Hm, actually, i don't think X86TTIImpl::getGSScalarCost() is right, let's fix that first.

lebedev.ri updated this revision to Diff 377563.Oct 6 2021, 8:50 AM

Rebased ontop of D111222.

Matt added a subscriber: Matt.Oct 6 2021, 9:12 AM

Was "never" supposed to be a different word in "only in Skylake and never their performance is not abysmal."?

lebedev.ri edited the summary of this revision. (Show Details)Oct 6 2021, 9:16 AM

Was "never" supposed to be a different word in "only in Skylake and never their performance is not abysmal."?

Right, "newer".

RKSimon added inline comments.Oct 6 2021, 12:19 PM
llvm/test/Transforms/LoopVectorize/X86/gather-cost.ll
2

pre-commit the regeneration?

17–18

Does this pass with this still here?

llvm/test/Transforms/LoopVectorize/X86/parallel-loops.ll
2

pre-commit?

lebedev.ri updated this revision to Diff 377664.Oct 6 2021, 1:25 PM
lebedev.ri marked 3 inline comments as done.

Rebased over precommitted check line regeneration.

How good is the gather/scatter scalarization at splitting vectorized geps? Doing pointer math on the vector unit (probably using a single splatted base pointer) and then having to extract every pointer is going to be pretty poor compared to scalarizing and using LEA op on x86.

How good is the gather/scatter scalarization at splitting vectorized geps? Doing pointer math on the vector unit (probably using a single splatted base pointer) and then having to extract every pointer is going to be pretty poor compared to scalarizing and using LEA op on x86.

Hmm it's not: https://godbolt.org/z/eYzP4ob3G
I guess we might want to:

  1. teach vectorcombine to split vector geps iff all their uses are extracts
  2. schedule additional run of vectorcombine after the scalarizer

But that doesn't affect cost model though, i believe.

How good is the gather/scatter scalarization at splitting vectorized geps?
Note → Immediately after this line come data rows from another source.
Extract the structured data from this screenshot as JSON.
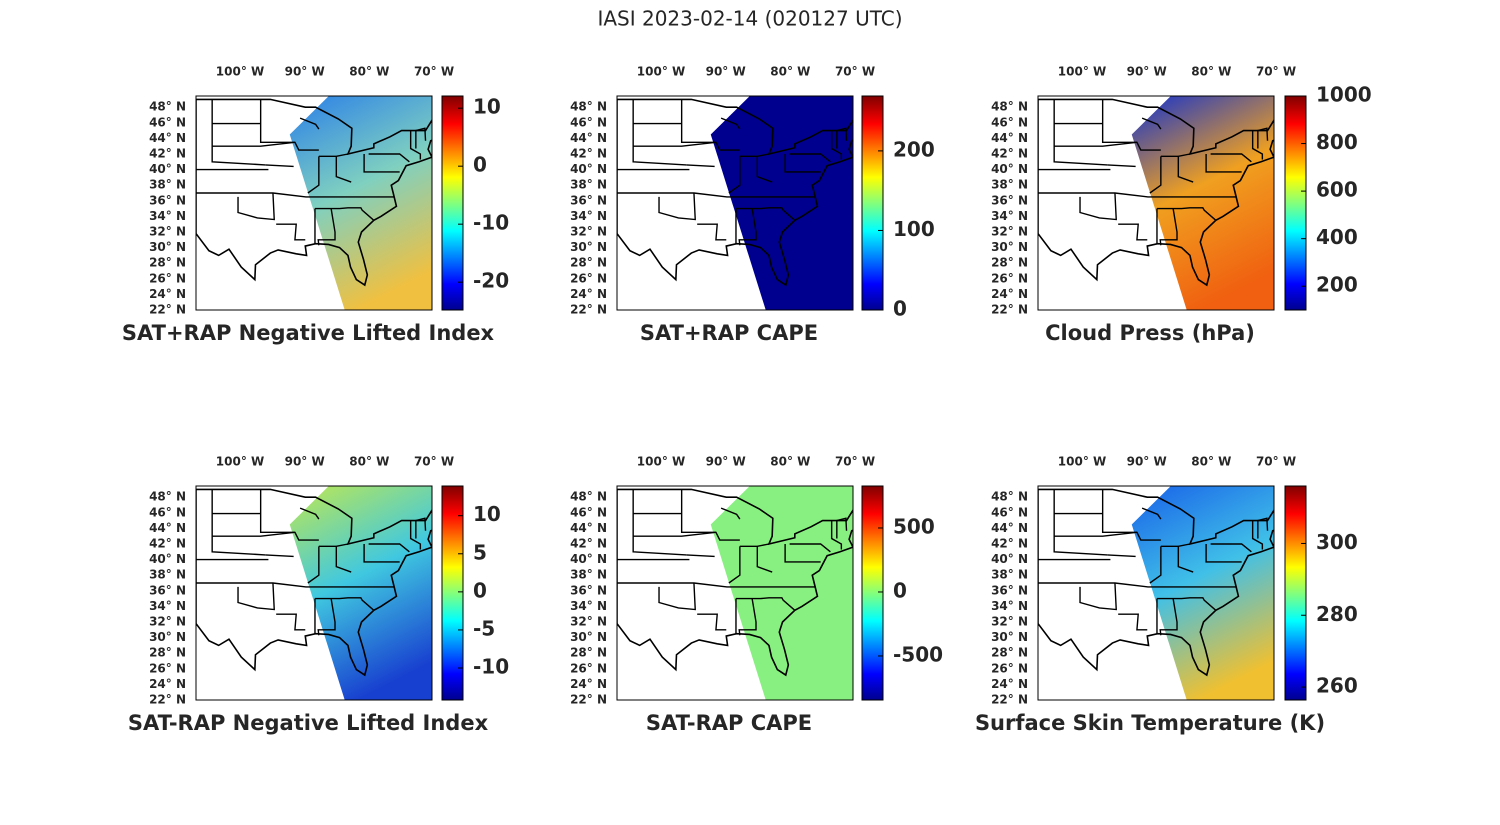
{
  "title": "IASI 2023-02-14 (020127 UTC)",
  "lon_ticks": [
    {
      "value": -100,
      "label": "100° W"
    },
    {
      "value": -90,
      "label": "90° W"
    },
    {
      "value": -80,
      "label": "80° W"
    },
    {
      "value": -70,
      "label": "70° W"
    }
  ],
  "lat_ticks": [
    {
      "value": 48,
      "label": "48° N"
    },
    {
      "value": 46,
      "label": "46° N"
    },
    {
      "value": 44,
      "label": "44° N"
    },
    {
      "value": 42,
      "label": "42° N"
    },
    {
      "value": 40,
      "label": "40° N"
    },
    {
      "value": 38,
      "label": "38° N"
    },
    {
      "value": 36,
      "label": "36° N"
    },
    {
      "value": 34,
      "label": "34° N"
    },
    {
      "value": 32,
      "label": "32° N"
    },
    {
      "value": 30,
      "label": "30° N"
    },
    {
      "value": 28,
      "label": "28° N"
    },
    {
      "value": 26,
      "label": "26° N"
    },
    {
      "value": 24,
      "label": "24° N"
    },
    {
      "value": 22,
      "label": "22° N"
    }
  ],
  "panels": [
    {
      "title": "SAT+RAP Negative Lifted Index",
      "clim": [
        -24.8,
        12.1
      ],
      "cticks": [
        10,
        0,
        -10,
        -20
      ],
      "colors": [
        "#2a7fe8",
        "#7fd0c0",
        "#f0c040"
      ]
    },
    {
      "title": "SAT+RAP CAPE",
      "clim": [
        0,
        269
      ],
      "cticks": [
        200,
        100,
        0
      ],
      "colors": [
        "#00008f",
        "#00008f",
        "#00008f"
      ]
    },
    {
      "title": "Cloud Press (hPa)",
      "clim": [
        100,
        1000
      ],
      "cticks": [
        1000,
        800,
        600,
        400,
        200
      ],
      "colors": [
        "#1030d0",
        "#f0a020",
        "#f06010"
      ]
    },
    {
      "title": "SAT-RAP Negative Lifted Index",
      "clim": [
        -14.2,
        13.9
      ],
      "cticks": [
        10,
        5,
        0,
        -5,
        -10
      ],
      "colors": [
        "#c0e850",
        "#40c8e0",
        "#1840d0"
      ]
    },
    {
      "title": "SAT-RAP CAPE",
      "clim": [
        -844,
        828
      ],
      "cticks": [
        500,
        0,
        -500
      ],
      "colors": [
        "#88f080",
        "#88f080",
        "#88f080"
      ]
    },
    {
      "title": "Surface Skin Temperature (K)",
      "clim": [
        256.4,
        316
      ],
      "cticks": [
        300,
        280,
        260
      ],
      "colors": [
        "#1860e8",
        "#40c0e8",
        "#f0c030"
      ]
    }
  ]
}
Doing pointer math on the vector unit (probably using a single splatted base pointer) and then having to extract every pointer is going to be pretty poor compared to scalarizing and using LEA op on x86.

Hmm it's not: https://godbolt.org/z/eYzP4ob3G
I guess we might want to:

  1. teach vectorcombine to split vector geps iff all their uses are extracts
  2. schedule additional run of vectorcombine after the scalarizer

But that doesn't affect cost model though, i believe.

Ok, D111363 should deal with most of it,
but i'm not sure it's a hard blocker here.

lebedev.ri planned changes to this revision.Oct 8 2021, 1:00 PM

I think we won't need this after all, i've found the real problem - D111460.